19 January, 2016 - 15:18

Management is the process of anticipating the future consequences of today's decisions. What kinds of decisions does a multinational manager have to make? What kinds of information does the manager need to make these decisions? What kinds of knowledge must the manager have in order to (1) find, organize, and evaluate the information; (2) use this information to determine the possible alternatives; (3) choose one possible state and name it the preferred state; and finally, (4) implement the programs and procedures that will enable the organization to reach its goals?

A search of the literature on international business in general and international management in particular yielded a list of twelve decisions multinational managers must make (see Table 2.2). Given the number of subdecisions included in each, the number of different decisions that an international manager must make is mind-boggling. Managing a global company is indeed a very complex affair.

Global Business Strategy: A Systems Approach is designed to familiarize students with the basic principles of managing an international enterprise as "one integrated chessboard on which every move is planned for its strategic effect on the whole game." 1 In this global business framework, decisions made at the company's headquarters in, say, Peoria, Illinois regarding a new product or process must be evaluated for their possible impact on the company's sales office in Patras, Greece.

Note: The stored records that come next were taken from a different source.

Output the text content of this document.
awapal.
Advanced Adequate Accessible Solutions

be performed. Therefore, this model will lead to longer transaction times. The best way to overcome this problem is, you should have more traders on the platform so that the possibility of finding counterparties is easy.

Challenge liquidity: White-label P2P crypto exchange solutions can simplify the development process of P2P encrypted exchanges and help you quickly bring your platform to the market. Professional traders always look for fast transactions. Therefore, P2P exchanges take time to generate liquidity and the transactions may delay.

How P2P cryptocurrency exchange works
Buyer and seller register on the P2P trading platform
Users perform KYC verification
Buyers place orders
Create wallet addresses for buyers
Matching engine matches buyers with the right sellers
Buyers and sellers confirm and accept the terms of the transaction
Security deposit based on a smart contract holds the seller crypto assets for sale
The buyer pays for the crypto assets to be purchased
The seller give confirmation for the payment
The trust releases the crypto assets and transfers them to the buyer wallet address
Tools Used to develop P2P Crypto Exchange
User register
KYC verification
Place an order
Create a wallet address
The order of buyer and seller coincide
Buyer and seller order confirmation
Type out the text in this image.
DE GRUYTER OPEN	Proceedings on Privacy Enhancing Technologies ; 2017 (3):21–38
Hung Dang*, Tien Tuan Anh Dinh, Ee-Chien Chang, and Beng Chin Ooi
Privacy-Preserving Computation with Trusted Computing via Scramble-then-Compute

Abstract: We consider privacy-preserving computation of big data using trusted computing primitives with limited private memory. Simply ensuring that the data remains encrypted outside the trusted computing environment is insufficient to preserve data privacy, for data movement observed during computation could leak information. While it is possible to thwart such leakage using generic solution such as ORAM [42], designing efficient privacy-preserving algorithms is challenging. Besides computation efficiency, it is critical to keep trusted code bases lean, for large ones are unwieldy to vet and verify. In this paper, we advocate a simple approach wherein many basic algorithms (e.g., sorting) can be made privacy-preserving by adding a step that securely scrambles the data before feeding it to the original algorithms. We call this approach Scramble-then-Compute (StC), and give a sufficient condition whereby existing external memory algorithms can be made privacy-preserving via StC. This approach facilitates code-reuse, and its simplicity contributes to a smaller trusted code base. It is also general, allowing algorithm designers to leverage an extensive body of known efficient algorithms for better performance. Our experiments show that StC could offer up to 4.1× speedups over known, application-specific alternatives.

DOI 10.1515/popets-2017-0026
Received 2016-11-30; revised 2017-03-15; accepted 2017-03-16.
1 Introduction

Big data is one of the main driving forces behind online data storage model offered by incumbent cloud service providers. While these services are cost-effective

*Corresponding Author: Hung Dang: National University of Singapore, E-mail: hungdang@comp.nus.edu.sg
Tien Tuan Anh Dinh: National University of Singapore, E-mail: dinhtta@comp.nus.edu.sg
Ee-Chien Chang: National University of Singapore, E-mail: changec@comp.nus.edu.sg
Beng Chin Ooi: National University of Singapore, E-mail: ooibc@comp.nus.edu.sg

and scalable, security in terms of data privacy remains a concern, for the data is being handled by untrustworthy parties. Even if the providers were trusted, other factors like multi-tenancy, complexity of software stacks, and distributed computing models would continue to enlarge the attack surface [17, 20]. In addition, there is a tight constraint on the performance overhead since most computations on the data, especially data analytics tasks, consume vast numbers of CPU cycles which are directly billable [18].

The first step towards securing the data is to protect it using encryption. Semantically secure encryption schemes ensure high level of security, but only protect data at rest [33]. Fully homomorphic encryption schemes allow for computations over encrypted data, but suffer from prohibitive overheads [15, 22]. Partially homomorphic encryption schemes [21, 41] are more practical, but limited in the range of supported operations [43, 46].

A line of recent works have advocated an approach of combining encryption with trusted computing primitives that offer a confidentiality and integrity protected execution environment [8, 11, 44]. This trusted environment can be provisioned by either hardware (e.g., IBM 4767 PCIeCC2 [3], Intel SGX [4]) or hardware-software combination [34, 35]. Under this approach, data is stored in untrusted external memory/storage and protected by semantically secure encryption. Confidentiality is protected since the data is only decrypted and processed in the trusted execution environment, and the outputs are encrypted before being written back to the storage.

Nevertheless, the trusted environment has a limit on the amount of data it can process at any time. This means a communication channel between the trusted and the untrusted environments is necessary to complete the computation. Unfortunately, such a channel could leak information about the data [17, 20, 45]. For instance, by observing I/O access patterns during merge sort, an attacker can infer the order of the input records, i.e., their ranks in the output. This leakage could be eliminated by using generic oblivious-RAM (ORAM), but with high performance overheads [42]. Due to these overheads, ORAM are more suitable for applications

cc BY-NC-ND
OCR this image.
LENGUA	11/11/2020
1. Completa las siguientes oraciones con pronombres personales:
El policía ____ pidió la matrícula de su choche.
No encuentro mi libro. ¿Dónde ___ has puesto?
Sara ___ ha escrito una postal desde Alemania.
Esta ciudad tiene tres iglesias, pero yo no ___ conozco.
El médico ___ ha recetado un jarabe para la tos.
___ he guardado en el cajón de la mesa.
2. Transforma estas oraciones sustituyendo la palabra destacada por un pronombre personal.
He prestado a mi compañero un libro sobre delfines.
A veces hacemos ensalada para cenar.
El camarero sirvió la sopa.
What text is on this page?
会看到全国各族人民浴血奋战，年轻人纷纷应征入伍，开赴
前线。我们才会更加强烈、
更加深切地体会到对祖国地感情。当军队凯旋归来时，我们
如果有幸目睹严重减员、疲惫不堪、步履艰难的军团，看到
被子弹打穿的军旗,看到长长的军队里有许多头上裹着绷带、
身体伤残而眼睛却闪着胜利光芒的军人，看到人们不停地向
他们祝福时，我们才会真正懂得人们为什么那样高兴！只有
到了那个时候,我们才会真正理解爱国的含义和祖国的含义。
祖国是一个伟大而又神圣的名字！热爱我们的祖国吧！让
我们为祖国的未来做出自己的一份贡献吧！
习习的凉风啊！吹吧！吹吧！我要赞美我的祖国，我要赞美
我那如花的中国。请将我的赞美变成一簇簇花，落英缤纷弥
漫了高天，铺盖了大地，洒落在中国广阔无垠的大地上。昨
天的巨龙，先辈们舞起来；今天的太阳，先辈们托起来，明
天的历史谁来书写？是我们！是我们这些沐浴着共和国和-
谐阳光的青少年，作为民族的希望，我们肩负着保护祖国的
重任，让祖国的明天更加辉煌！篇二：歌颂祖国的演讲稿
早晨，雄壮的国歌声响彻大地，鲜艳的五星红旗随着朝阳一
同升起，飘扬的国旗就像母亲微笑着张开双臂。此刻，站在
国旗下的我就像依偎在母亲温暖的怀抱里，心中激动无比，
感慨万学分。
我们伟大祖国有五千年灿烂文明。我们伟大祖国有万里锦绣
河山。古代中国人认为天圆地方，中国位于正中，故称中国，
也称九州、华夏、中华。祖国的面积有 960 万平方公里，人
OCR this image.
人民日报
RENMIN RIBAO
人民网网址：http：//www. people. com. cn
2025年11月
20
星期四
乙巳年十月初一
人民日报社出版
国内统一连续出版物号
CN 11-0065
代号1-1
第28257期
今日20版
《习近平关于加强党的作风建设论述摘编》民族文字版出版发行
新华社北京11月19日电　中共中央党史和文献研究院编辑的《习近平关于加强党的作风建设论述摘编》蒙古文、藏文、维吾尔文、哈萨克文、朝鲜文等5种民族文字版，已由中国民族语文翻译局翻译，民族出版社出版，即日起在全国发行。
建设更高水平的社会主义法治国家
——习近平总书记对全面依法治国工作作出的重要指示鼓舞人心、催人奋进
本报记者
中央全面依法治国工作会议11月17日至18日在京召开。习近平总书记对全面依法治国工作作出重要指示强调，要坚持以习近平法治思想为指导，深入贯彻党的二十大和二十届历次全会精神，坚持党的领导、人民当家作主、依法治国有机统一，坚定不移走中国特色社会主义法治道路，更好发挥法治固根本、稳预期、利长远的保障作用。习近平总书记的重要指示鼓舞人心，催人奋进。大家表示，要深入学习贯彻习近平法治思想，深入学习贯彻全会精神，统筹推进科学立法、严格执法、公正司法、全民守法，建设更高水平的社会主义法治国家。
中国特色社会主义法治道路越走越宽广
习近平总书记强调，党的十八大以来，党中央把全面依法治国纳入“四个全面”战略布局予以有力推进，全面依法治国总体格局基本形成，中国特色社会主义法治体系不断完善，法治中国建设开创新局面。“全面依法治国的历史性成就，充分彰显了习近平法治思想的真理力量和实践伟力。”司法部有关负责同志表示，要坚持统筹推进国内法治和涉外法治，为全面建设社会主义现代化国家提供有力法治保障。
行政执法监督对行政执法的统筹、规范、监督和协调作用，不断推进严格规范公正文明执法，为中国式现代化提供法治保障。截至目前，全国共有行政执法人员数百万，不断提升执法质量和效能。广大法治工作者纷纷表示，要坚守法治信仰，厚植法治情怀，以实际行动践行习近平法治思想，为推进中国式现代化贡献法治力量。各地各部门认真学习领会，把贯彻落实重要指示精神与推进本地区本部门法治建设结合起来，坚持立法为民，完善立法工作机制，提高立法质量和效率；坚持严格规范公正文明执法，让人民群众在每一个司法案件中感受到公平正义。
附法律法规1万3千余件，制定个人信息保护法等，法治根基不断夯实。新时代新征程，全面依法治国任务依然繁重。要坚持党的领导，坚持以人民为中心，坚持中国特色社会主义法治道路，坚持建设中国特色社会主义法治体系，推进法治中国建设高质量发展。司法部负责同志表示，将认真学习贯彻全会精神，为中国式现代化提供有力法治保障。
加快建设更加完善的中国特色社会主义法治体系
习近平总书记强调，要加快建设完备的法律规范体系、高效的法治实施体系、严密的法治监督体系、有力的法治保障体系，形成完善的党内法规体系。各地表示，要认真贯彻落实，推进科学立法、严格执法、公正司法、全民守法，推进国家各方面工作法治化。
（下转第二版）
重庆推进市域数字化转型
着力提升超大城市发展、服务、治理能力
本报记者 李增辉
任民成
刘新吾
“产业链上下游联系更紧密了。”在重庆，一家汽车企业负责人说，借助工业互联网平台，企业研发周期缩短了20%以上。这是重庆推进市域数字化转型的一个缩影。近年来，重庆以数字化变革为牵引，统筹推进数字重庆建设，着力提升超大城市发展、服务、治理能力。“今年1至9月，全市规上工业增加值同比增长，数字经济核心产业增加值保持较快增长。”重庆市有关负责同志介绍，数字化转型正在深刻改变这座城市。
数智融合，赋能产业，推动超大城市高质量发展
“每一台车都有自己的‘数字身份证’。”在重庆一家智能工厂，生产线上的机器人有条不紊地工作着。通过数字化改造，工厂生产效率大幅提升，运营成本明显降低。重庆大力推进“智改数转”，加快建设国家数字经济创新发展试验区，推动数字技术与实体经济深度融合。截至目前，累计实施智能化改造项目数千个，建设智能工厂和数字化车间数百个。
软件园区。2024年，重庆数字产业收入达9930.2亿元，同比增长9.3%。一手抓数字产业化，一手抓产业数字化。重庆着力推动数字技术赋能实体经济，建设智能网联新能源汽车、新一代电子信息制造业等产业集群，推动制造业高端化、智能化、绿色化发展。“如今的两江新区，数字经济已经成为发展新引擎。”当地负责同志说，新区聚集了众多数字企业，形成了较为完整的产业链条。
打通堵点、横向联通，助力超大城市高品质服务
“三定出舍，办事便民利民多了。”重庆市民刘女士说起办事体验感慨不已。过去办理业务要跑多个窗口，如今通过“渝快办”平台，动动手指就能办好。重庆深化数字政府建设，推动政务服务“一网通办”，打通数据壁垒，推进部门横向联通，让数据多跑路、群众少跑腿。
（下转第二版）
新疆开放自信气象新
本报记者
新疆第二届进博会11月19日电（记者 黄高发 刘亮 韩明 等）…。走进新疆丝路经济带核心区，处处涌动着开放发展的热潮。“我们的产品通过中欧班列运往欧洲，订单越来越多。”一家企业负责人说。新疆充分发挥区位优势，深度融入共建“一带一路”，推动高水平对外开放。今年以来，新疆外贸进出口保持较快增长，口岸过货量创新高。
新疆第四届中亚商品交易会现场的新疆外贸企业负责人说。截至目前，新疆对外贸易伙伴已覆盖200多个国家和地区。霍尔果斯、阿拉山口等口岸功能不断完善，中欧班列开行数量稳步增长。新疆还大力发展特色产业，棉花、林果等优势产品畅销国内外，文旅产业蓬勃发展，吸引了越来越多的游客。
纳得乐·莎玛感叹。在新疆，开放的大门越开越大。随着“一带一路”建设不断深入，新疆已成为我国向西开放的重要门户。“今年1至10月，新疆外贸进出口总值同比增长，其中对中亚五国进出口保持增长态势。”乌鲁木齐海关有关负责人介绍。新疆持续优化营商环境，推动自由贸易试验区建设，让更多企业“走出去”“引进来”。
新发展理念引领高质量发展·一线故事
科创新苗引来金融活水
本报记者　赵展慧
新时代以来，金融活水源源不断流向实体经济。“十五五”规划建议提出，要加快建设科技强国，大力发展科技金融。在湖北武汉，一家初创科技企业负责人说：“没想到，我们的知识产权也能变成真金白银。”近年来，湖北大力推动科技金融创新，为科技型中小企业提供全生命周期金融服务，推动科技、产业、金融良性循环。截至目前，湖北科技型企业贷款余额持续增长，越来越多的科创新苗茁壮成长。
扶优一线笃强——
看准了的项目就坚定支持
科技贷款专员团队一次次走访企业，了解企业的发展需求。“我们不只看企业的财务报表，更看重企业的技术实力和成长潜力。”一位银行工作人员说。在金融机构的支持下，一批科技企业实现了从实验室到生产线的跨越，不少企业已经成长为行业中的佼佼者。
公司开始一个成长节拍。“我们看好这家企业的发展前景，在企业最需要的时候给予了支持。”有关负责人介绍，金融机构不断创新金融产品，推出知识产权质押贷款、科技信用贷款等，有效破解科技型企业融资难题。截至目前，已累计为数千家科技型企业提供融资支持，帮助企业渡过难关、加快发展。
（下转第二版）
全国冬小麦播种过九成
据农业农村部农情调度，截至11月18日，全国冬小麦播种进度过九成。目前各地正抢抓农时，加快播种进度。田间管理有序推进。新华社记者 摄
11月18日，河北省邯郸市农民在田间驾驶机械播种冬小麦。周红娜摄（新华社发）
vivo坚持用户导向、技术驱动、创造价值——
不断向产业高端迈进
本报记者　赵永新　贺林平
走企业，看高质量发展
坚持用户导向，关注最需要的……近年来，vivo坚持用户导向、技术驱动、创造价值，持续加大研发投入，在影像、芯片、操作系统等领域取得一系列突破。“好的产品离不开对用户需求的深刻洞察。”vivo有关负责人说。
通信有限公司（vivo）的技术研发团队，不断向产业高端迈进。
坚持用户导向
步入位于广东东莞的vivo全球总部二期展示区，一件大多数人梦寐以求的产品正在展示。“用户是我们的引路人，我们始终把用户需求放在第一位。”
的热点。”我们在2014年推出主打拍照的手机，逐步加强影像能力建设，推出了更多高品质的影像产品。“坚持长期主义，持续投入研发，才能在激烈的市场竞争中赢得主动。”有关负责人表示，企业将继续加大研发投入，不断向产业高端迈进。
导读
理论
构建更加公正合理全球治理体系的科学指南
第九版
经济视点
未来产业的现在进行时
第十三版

Table 2.2 The Decisions Confronting the International Manager
  1. Should the firm enter a new country?
  2. What type of entry should it undertake: exporting, licensing, direct investments, management contracts, other arrangements?
  3. What are the opportunities/risks in various countries of different modes of entry?
  4. In what countries should the firm expand its existing plants, undertake new investments, make acquisitions?
  5. In what region or countries and when should the company expand its international commitments in funds, technology, management, know-how, and personnel?
  6. What should the company do about exchange risks, political vulnerability, and adverse governmental controls and regulations?
  7. Should the firm go into joint ventures with other private firms or government enterprises abroad, and under what conditions?
  8. Where should it raise funds for its worldwide operations?
  9. What product adaptations should it make and what new products should it introduce in various countries?
  10. To what extent should it change its marketing and product mixes in different countries?
  11. What management development programs should it undertake at headquarters and at its affiliates abroad?
  12. Should it disinvest or phase out business in certain countries?